While situations and circumstances vary per country, “religious persecution and discrimination target children and youth by manipulating their short- and long-term options through taking control of the gateways and pathways to their adult identities and situations,” says the 2021 Children and Youth Specific Religious Persecution report.
Researchers looked at religious freedom of children and youth (under 18) in the 50 countries where it is most difficult to live as a Christian as ranked by the Open Doors World Watch List. The results show that no matter how young, boys and girls already start to face different ‘pressure points’, of which more are reported for girls.
While the main threat for boys is recruitment into militias, Christian girls in the top-50 countries are particularly at risk of forced marriage (in 66% of the countries) as well as sexual violence (58%)
“Affiliated Pressure Points such as Abduction, Trafficking and Targeted seduction also contribute to a pattern of targeting girls for their sexual purity and marriageability,” the researchers said.
In conflict zones, the risks are even greater. In northeastern Nigeria, for example, the Islamist militant group Boko Haram has kidnapped children, most notoriously the Chibok girls and the teenager Leah Sharibu, from their schools, often to marry them off to one of their fighters.
Education
Education is a particularly hazardous field. Christian children in all but one of the 50 countries on the 2021 World Watch List face harassment and discrimination in education.
“Young people are singled out as different, mirroring wider societal patterns of marginalization,” the report said. “Bias appears in explicitly anti-Christian teaching, isolating children and youth associated with the faith.”
Sometimes this reaches a point where Christian children are given a dubious choice, such as in two schools in Iran where they were told to attend classes studying Islam or leave. Children and youth also can be put under pressure to join in activities that contradict their faith, or even to denounce it.
The top three pressure points for Christian youth and children all are connected to their formation: Discrimination/harassment via education; denial of access to Christian materials, teachings and rites; and denial of access to a Christian parent.

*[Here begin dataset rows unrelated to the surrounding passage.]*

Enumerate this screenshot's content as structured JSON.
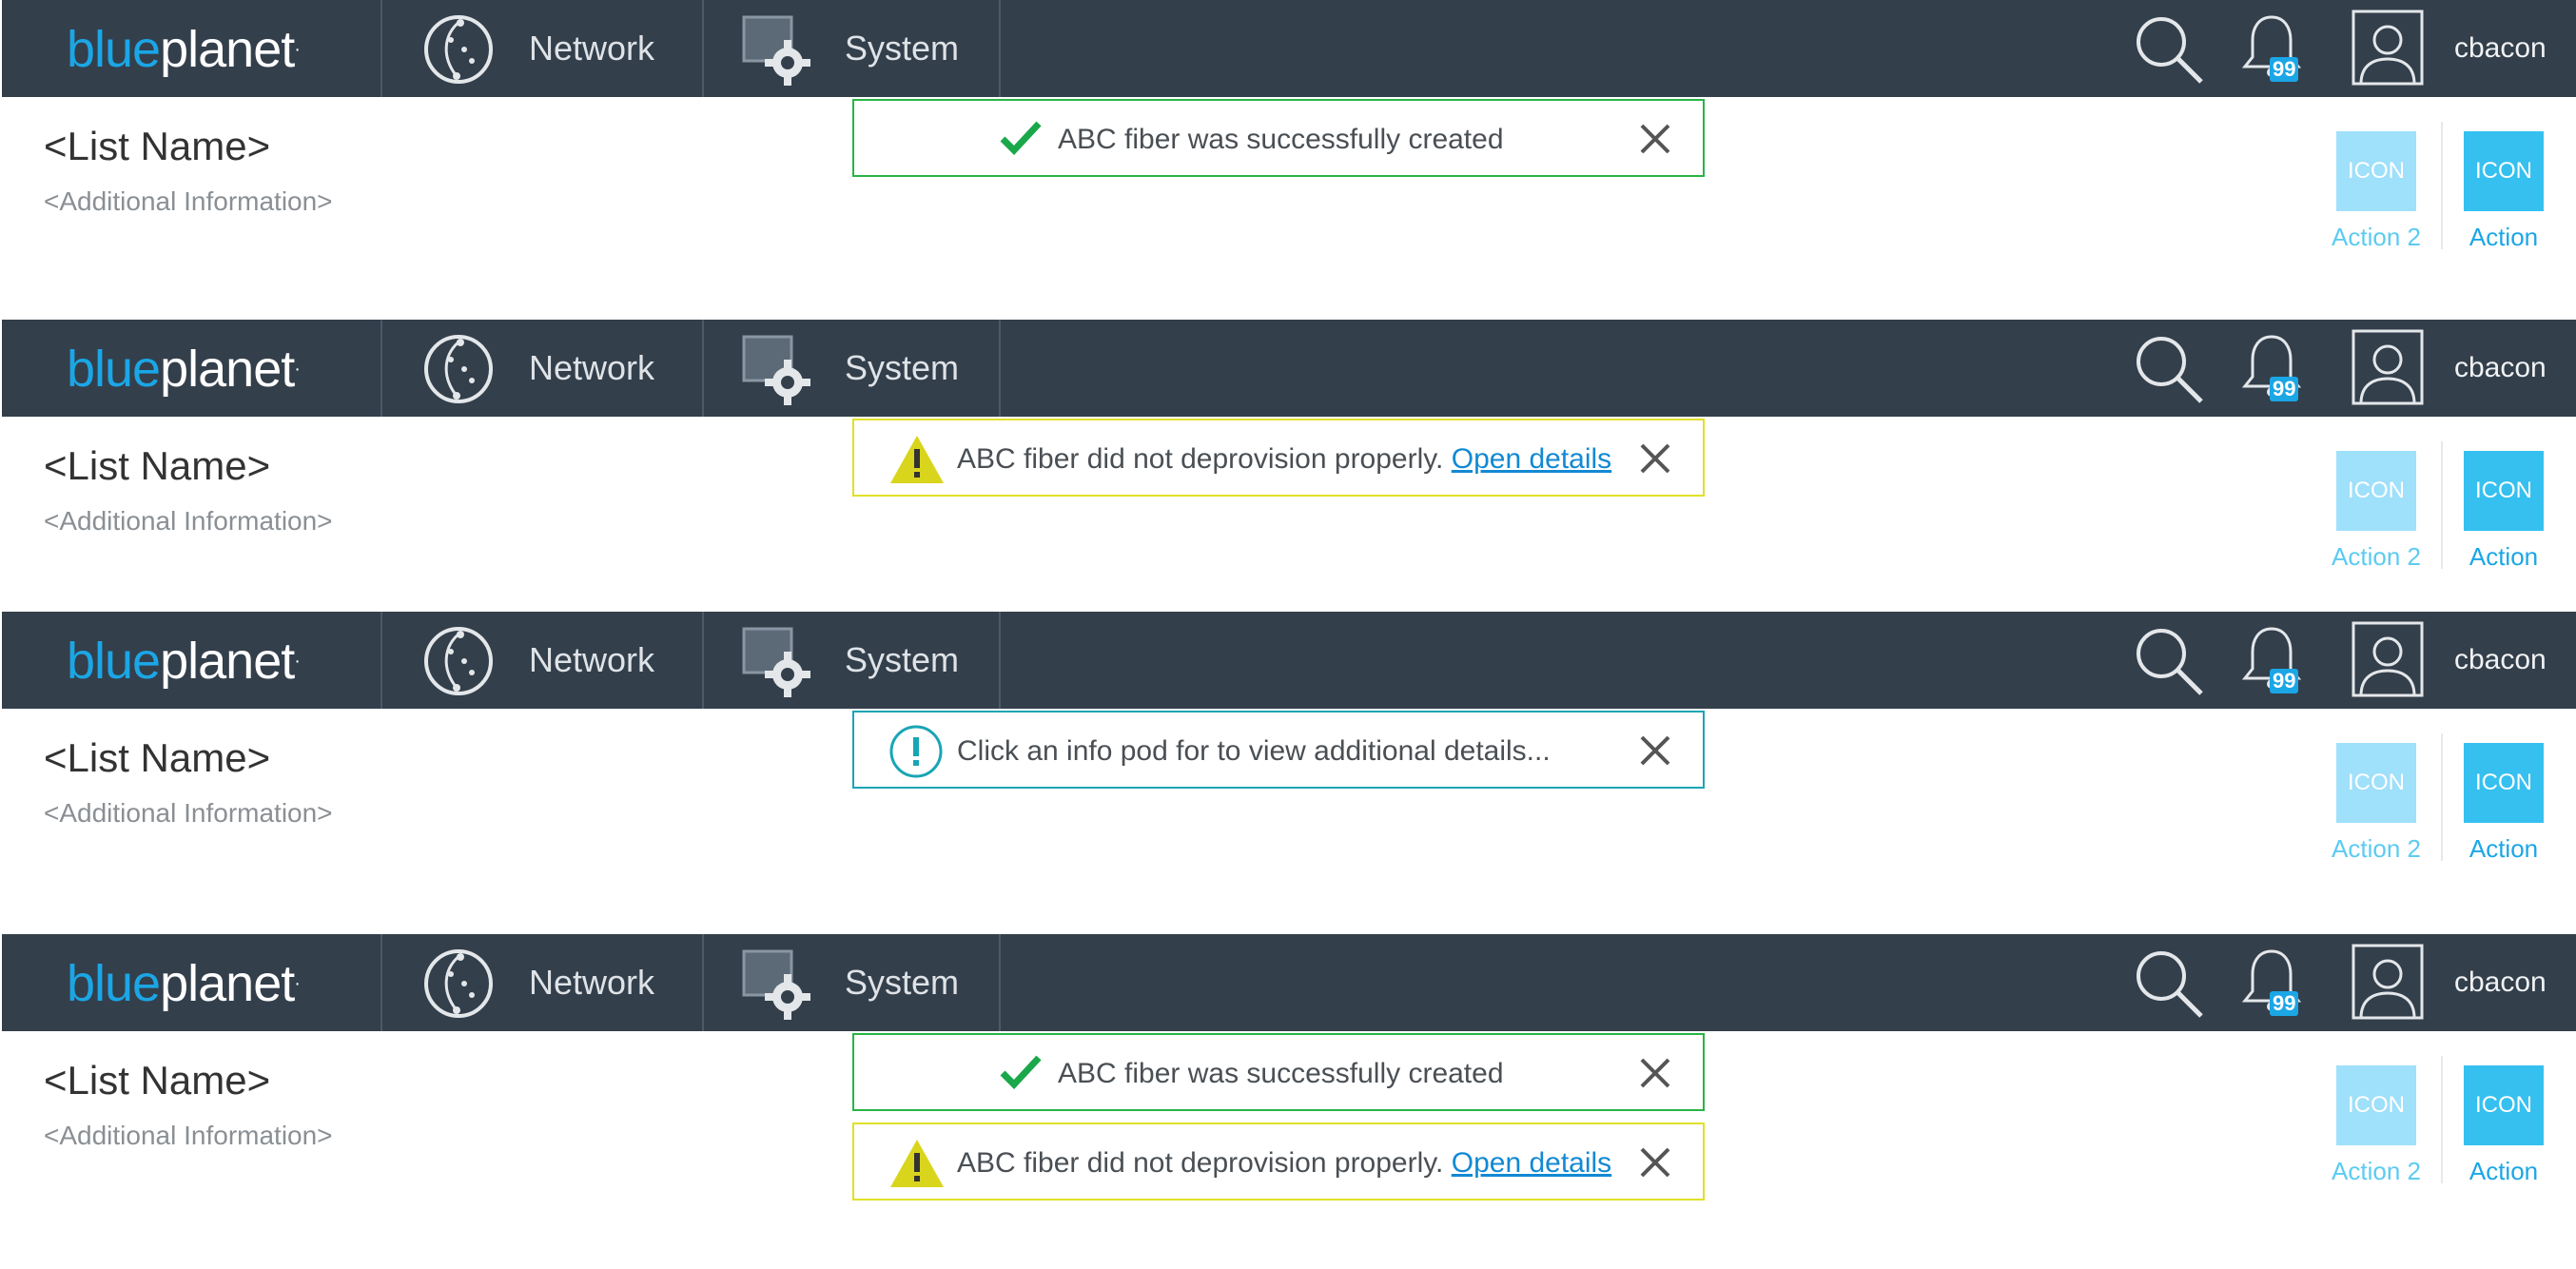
{
  "colors": {
    "nav_bg": "#333f4b",
    "brand_blue": "#1ba6e6",
    "success": "#28b446",
    "warning": "#e0e02a",
    "info": "#19a5b5",
    "link": "#1289d3"
  },
  "header": {
    "logo_part1": "blue",
    "logo_part2": "planet",
    "nav": [
      {
        "label": "Network",
        "icon": "network-icon"
      },
      {
        "label": "System",
        "icon": "system-settings-icon"
      }
    ],
    "search_icon": "search-icon",
    "notification_icon": "bell-icon",
    "notification_count": "99",
    "user_icon": "user-avatar-icon",
    "username": "cbacon"
  },
  "content": {
    "list_name": "<List Name>",
    "additional_info": "<Additional Information>",
    "action2_icon_text": "ICON",
    "action2_label": "Action 2",
    "action1_icon_text": "ICON",
    "action1_label": "Action"
  },
  "toasts": {
    "success": {
      "message": "ABC fiber was successfully created",
      "icon": "checkmark-icon"
    },
    "warning": {
      "message": "ABC fiber did not deprovision properly.",
      "link": "Open details",
      "icon": "warning-triangle-icon"
    },
    "info": {
      "message": "Click an info pod for to view additional details...",
      "icon": "info-circle-icon"
    },
    "close_icon": "close-icon"
  }
}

“If children can be prevented from growing up as Christians – occupying valued roles in society, and as parents of future Christians, fewer resources will be needed by future agents of persecution to remove a smaller, weakened Christian community in generations to come,” the report said. “Children and youth are targeted in order to prevent the next generation from building up the church.” A 2018 report by CSW said the problem of religious freedom violations in schools is under-reported. “While the Social Development Goals include a commitment to ‘leave no one behind’, the lack of focus on the experiences of religious minorities has meant that discrimination on the basis of religion or belief in the area of education has not been fully recognised, acknowledged or addressed,” it said.